Protein Evolution, moda tasarımcısı Stella McCartney ile iş birliği yaparak, ağır endüstriyel kargo konteyneri kayışları gibi zorlu plastik atıklardan geri dönüştürülmüş malzemeler üreterek biyolojik geri dönüşüm sürecini sergiledi. Stella McCartney, Dubai’deki COP 28 konferansında bu malzemelerden yapılmış bir ceket tanıttı, bu da biyolojik geri dönüşüm ile üretilen ilk giysi oldu. Ceket sadece bir gösteri parçası olmasına rağmen, McCartney, Protein Evolution’ın malzemelerini hazır giyim koleksiyonu ve vegan aksesuarlarında kullanmayı umduğunu belirtti. Bu çözümlerin, yeni malzemelere gerek kalmadan döngüsellik ve geri dönüşüm aracılığıyla atıkların dönüştürülmesine olanak tanıdığına inanıyor.
Protein Evolution, Stella McCartney’nin yanı sıra beş diğer moda markası ile de geliştirme anlaşmaları imzaladı. Hükümet teşvikleriyle tesis inşa etmeyi ve tekstil atıklarının atılması konusunda devlet düzenlemelerinin talebi artırmasını bekliyorlar. Ayrıca, petrol fiyatları yükseldikçe geri dönüştürülmüş polyesterin yeni malzemelere karşı rekabetçi bir fiyatta üretilebileceğine inanıyorlar.

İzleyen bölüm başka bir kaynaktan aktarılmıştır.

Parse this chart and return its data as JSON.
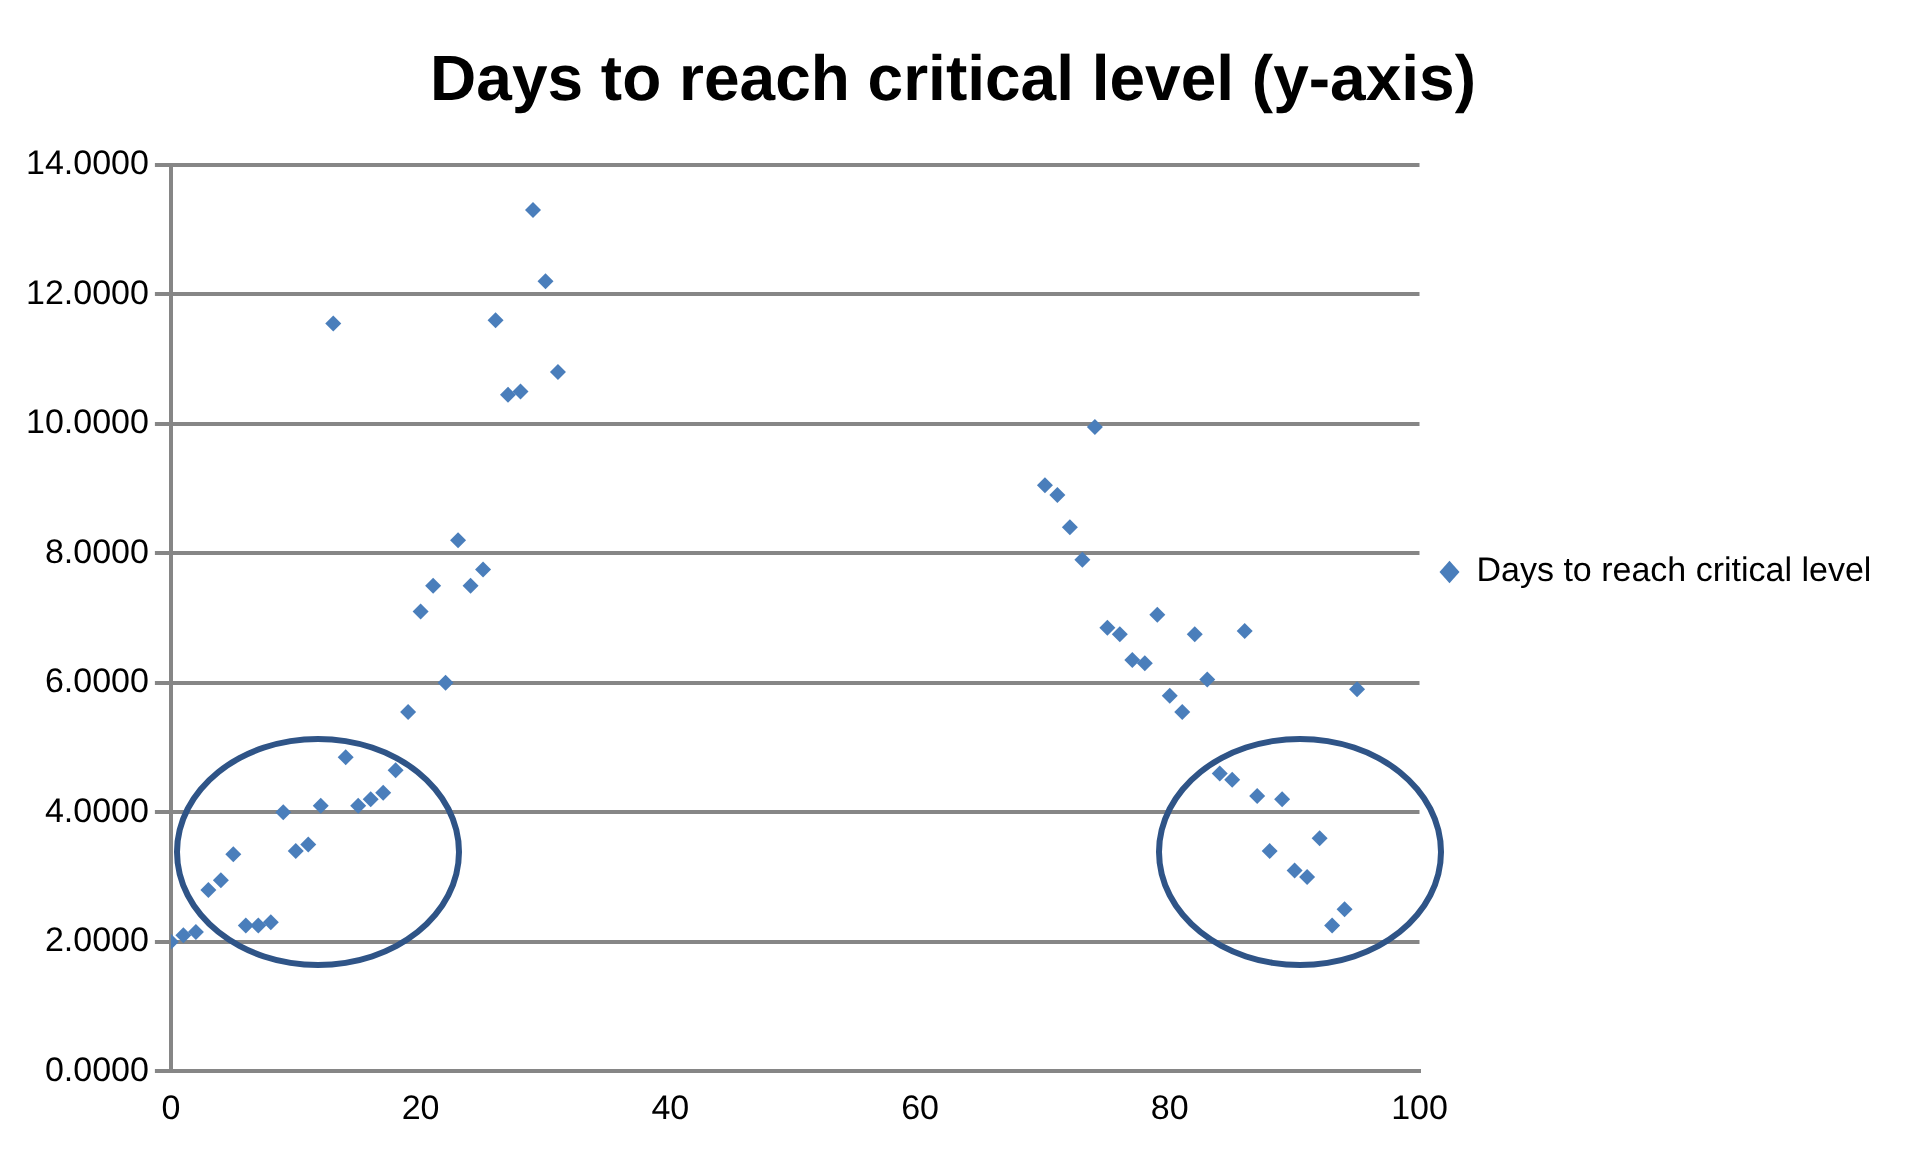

Protein Evolution’ın başarısının üretimi ölçeklendirme ve endüstriyel ile biyolojik geri dönüşüm süreçlerinin karmaşıklıklarını yönetme yeteneğine bağlı olacağını belirtiyorlar. Protein Evolution, ileride moda dışında da etki alanı kazanmayı ve polyester gibi sentetik malzemelerin geri dönüşümü üzerinde çalışmayı umuyor. Bunlar arasında naylon veya belki de “sonsuz kimyasallar” olarak bilinen PFAS ile kaplanmış kumaşlar gibi sentetik malzemelerin geri dönüşümü de bulunuyor. Şirket, kendi kendine biyolojik olarak parçalanan yeni bir plastik türü geliştirmek gibi daha büyük bir hedefi de düşünüyor.